China’s and India’s manufacturing will slow accordingly and the natural resource exporters in South America, Russia, Middle East and Africa will also experience a significant slowdown (think how much less copper and petroleum China will demand if America’s demand for plastic stuff, steel, and wood slows). In other words, China will also experience related unemployment in their manufacturing sector, which was built for our consumption growth (Is “consumption growth” an oxymoron?). The global economic slowdown may seem rapid in the near term, but it is a product of years of pent up rent and energy inflation (is there any other kind?) throughout the vertical integration chain of such an inefficient global production and distribution economy.
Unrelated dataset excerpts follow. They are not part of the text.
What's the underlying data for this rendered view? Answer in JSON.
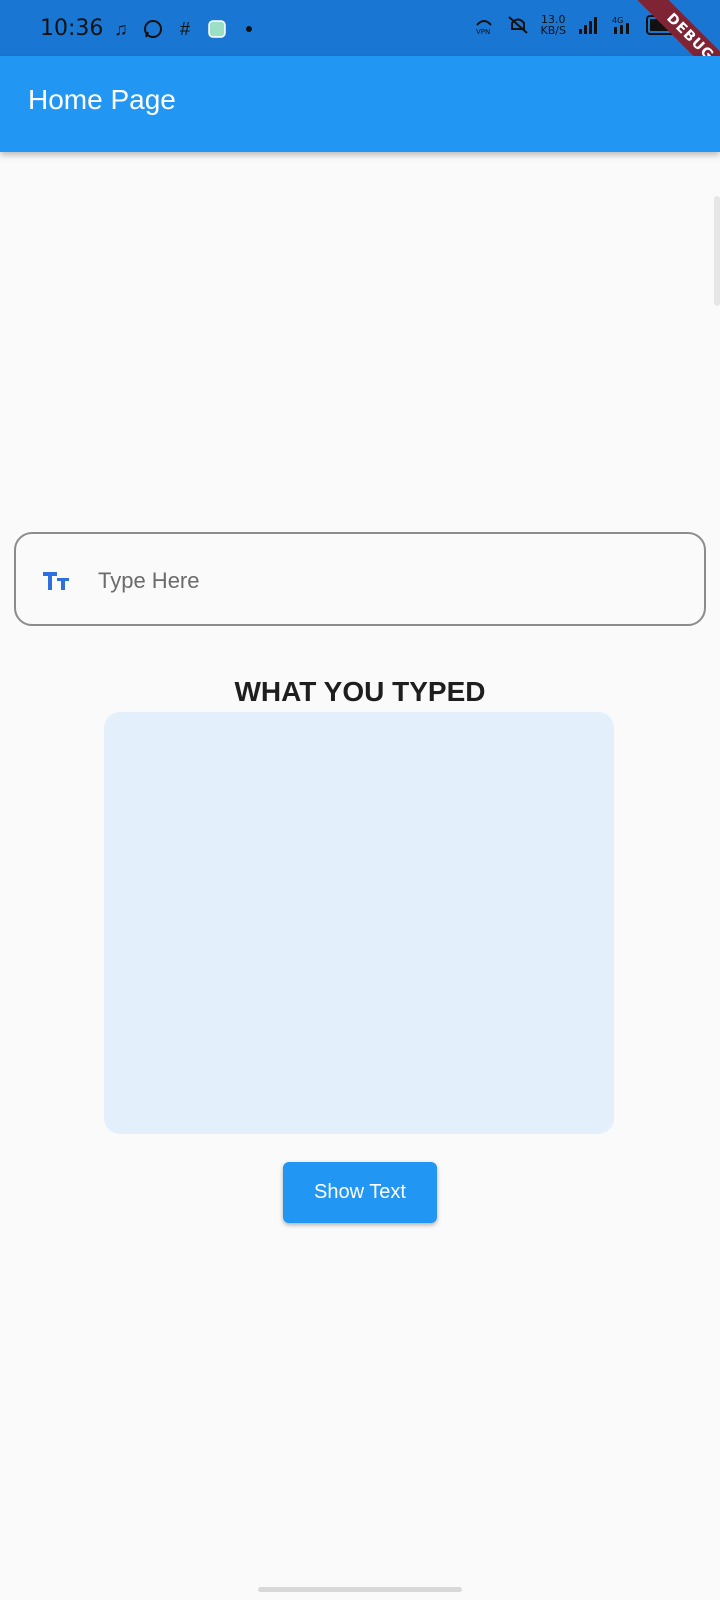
{
  "status_bar": {
    "time": "10:36",
    "left_icons": [
      "music-note-icon",
      "whatsapp-icon",
      "slack-icon",
      "app-icon"
    ],
    "net_speed_value": "13.0",
    "net_speed_unit": "KB/S",
    "right_icons": [
      "vpn-icon",
      "mute-icon",
      "signal-icon",
      "4g-icon",
      "battery-icon"
    ],
    "battery_level": 0.75
  },
  "debug_banner": "DEBUG",
  "app_bar": {
    "title": "Home Page",
    "color": "#2196f3"
  },
  "input": {
    "placeholder": "Type Here",
    "value": "",
    "icon": "text-fields-icon",
    "icon_color": "#2f6fe0"
  },
  "output": {
    "heading": "WHAT YOU TYPED",
    "text": "",
    "box_color": "#e3f0fc"
  },
  "actions": {
    "show_label": "Show Text"
  }
}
On the flip side, renewable energy growth is on the move (only growth industry in the world today) and will redefine the meaning of real or true equity (vs. today’s borrowed or non-reneawable energy economy). The growth will fulfill Shumpeter’s prediction of how true equilibrium will be achieved, where credit will only be provided on the basis of entrepeneurs assets. Tomorrow’s assets will be renewable energy and entrepreneurs will realize the value of securing their own energy at any cost, which will also drive the future value of real estate and rent. Walrus’ vision of a “desired cash balance” will also be achieved producing our most “desired” renewable dividend stream in the form of energy.

Huge innovation profits will be achieved in Silicon Valley as the U.S. manufacturing industry will strategically and desperately move from autos to solar panels and wind mills. And of course the construction and finance industries will strategically (or desperately depending on which way you look at it) b-line into the renewable energy sector financing renewable energy mortgages out of the same bank branches they recently built to expand their home mortgage businesses. Home Depot and other home distribution retailers (I can’t imagine the pain for furniture stores right now) will also be forced to provide renewable energy equipment as opposed to more housing materials.

I can’t wait as it most certainly will be a lot of fun to be alive during the renewable energy revolution. We just better hurry up and learn to appreciate the dividends of a renewable energy world!